On Tuesday, Jan. 25, York’s Canadian Writers in Person course and lecture series presented poet Heather Cadsby reading from her fourth book of poetry Could be (Brick Books, 2009). Special correspondent Chris Cornish (BA Hons. ’04, MA ’09) sent the following report to YFile.
Praise be to the angels of morning breath.
A waft of nasty odour is a sign of life.
from the collection Could be
by Heather Cadsby
Heather Cadsby admits to being selfish. That sounded strange from this friendly woman who has given much of her time to encouraging other poets at the Art Bar, a poetry reading series she used to run (and which still happens every Wednesday at Clinton’s Tavern in downtown Toronto). She elaborated, “I feel the best about myself when I write a poem.” Regardless of her “selfish” motives, she recently shared her work with the Canadian Writers in Person reading series.
Left: Heather Cadsby
As she read from her collection Could be, it was clear that Cadsby is also a storyteller, generously offering little anecdotes to accompany each poem. “There are many ways to ruin a poem and I’ll tell you how I ruined this one,” she said. As her manuscript was going through the lengthy proofreading process, an editor called her with a seemingly innocuous question: “Would you agree that it’s more common to spell ‘yah’ with an e?” Cadsby agreed, only to discover upon publication that the poem in which “yah” appeared was a lipogram, a demanding form in which the letter “e” is not allowed. Though she had been meticulous in writing within this restriction, she suggested that writers are not infallible, lofty creatures, but indeed human.
Cadsby also shared thoughts on her writing process. Rather than writing from the bottom up, approaching a collection with an overarching theme, her ideas are sparked by the things that happen in her daily life. An outdoorsy person, she often uses concrete images of nature and local geography like Mimico Creek to draw her reader into the poem. She then starts writing “from the top down”, like exploring an iceberg from its tip to its expanding growth beneath the surface. Through this, the poem “meanders its way into meaning.” Though she considers herself to be a conceptual poet, she resists the avant-garde trend to be sometimes obtuse and “really boring, to be as uncreative as possible,” she said. “For me, I need to put soul into it, which means humour or anger.”
After what she calls the wonderful feeling of getting her first draft down, she leaves it and returns later to edit. At this stage, she might be tempted to say “maybe I shouldn’t have said this,” but Cadsby prefers honesty, believing it better to take risks.

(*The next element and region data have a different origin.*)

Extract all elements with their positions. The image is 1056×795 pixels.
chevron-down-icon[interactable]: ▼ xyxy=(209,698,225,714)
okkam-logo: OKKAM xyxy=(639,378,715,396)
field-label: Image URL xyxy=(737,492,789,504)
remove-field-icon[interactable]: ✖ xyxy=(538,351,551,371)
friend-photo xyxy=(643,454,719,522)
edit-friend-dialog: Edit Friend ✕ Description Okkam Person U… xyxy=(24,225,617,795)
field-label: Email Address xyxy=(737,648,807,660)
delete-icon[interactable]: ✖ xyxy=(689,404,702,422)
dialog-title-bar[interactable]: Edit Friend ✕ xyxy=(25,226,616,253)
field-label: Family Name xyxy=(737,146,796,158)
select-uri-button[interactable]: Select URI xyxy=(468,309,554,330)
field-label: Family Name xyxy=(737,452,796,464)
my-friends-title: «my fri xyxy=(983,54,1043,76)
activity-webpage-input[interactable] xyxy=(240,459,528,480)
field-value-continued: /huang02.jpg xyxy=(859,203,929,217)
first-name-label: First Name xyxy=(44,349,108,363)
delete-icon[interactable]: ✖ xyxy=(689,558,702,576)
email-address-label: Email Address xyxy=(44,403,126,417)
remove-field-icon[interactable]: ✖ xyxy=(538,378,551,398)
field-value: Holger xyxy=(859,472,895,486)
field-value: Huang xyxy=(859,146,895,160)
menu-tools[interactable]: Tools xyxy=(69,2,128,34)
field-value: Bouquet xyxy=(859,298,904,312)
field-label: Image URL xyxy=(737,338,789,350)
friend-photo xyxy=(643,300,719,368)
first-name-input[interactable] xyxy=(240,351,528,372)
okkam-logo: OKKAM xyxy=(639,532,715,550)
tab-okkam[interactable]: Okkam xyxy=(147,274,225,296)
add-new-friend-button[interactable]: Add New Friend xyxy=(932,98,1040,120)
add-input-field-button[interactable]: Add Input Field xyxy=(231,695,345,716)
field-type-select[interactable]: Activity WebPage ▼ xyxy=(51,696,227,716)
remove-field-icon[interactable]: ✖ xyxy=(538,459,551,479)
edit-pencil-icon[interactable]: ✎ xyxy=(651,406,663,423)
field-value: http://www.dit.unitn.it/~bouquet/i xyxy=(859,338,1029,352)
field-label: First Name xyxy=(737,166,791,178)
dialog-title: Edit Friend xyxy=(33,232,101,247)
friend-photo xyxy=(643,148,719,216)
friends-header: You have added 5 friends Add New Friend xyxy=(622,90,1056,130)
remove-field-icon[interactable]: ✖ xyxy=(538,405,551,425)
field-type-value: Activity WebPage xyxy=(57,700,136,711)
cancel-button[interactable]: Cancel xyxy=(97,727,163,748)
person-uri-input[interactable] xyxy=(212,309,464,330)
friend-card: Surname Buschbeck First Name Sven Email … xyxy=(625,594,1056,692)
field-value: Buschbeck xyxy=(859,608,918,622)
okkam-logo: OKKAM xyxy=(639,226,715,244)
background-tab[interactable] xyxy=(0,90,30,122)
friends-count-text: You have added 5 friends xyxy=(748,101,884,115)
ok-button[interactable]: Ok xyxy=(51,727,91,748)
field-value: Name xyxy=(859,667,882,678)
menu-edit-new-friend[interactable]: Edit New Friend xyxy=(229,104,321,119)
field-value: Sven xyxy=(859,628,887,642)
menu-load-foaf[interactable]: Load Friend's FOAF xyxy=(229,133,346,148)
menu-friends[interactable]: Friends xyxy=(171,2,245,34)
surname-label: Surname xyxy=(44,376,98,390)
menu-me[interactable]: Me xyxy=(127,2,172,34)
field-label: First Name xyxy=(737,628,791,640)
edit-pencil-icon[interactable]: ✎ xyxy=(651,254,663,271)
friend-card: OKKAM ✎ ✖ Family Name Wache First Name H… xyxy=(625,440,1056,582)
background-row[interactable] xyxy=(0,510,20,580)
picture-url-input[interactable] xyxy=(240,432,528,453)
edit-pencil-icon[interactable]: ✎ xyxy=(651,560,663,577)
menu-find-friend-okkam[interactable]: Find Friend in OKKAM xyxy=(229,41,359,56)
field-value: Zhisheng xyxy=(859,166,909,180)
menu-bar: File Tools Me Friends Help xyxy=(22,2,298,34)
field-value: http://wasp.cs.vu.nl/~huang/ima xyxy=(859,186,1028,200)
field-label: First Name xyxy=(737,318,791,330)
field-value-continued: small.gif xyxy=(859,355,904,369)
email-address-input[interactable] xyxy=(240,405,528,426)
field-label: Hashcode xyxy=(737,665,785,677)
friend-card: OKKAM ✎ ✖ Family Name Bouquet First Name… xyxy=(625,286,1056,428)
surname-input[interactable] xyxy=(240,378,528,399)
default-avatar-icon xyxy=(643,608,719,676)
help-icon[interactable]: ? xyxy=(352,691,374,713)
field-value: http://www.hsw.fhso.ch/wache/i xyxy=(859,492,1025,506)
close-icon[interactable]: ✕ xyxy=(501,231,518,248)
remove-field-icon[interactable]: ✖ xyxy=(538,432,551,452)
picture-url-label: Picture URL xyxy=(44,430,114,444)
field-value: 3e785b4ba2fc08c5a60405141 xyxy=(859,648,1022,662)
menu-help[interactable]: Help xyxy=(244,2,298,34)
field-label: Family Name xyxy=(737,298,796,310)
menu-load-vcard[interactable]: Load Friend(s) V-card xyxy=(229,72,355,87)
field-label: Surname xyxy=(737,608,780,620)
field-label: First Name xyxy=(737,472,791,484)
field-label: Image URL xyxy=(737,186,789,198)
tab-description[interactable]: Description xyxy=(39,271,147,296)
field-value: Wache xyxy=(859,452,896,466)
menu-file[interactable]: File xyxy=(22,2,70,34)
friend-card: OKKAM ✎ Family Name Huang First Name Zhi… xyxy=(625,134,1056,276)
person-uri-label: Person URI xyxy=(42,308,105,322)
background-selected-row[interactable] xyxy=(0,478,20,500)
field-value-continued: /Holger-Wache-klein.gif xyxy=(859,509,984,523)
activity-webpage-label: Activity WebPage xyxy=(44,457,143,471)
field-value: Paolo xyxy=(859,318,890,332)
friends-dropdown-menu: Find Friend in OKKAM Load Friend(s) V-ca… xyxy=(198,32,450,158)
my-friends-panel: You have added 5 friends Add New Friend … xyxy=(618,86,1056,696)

This is why she doesn’t second-guess her writing too much, because she said “you can end up with something really dry.” As she explained in one poem, she is not afraid of “Playwork. Go for it.”
The kind of honesty Cadsby strives for is not to be confused with factual autobiography. Though some draw heavily on her personal experience, such as a poem about her mother’s death, others are more fictional. She is both amused and concerned when readers assume that the “I” in a poem represents the author’s voice.
At one reading, she offered a fictional poem about an adulterous affair in which a husband’s mistress arrives at the narrator’s doorstep. Afterwards, someone from the audience offered sympathy for the betrayal in her marriage. When Cadsby revealed the truth, “they felt a big let-down, like I had conned them!”
The Canadian Writers in Person series of public readings at York, which are free and open to the public, are also part of an introductory course on Canadian literature. The series is sponsored in part by the Canada Council for the Arts. At 7pm on Feb. 8, in Room 206 in the Accolade West Building, Michael Crummey will read from his award-nominated novel Galore.
Chris Cornish, a former teaching assistant with the course, has since graduated but continues to attend the readings.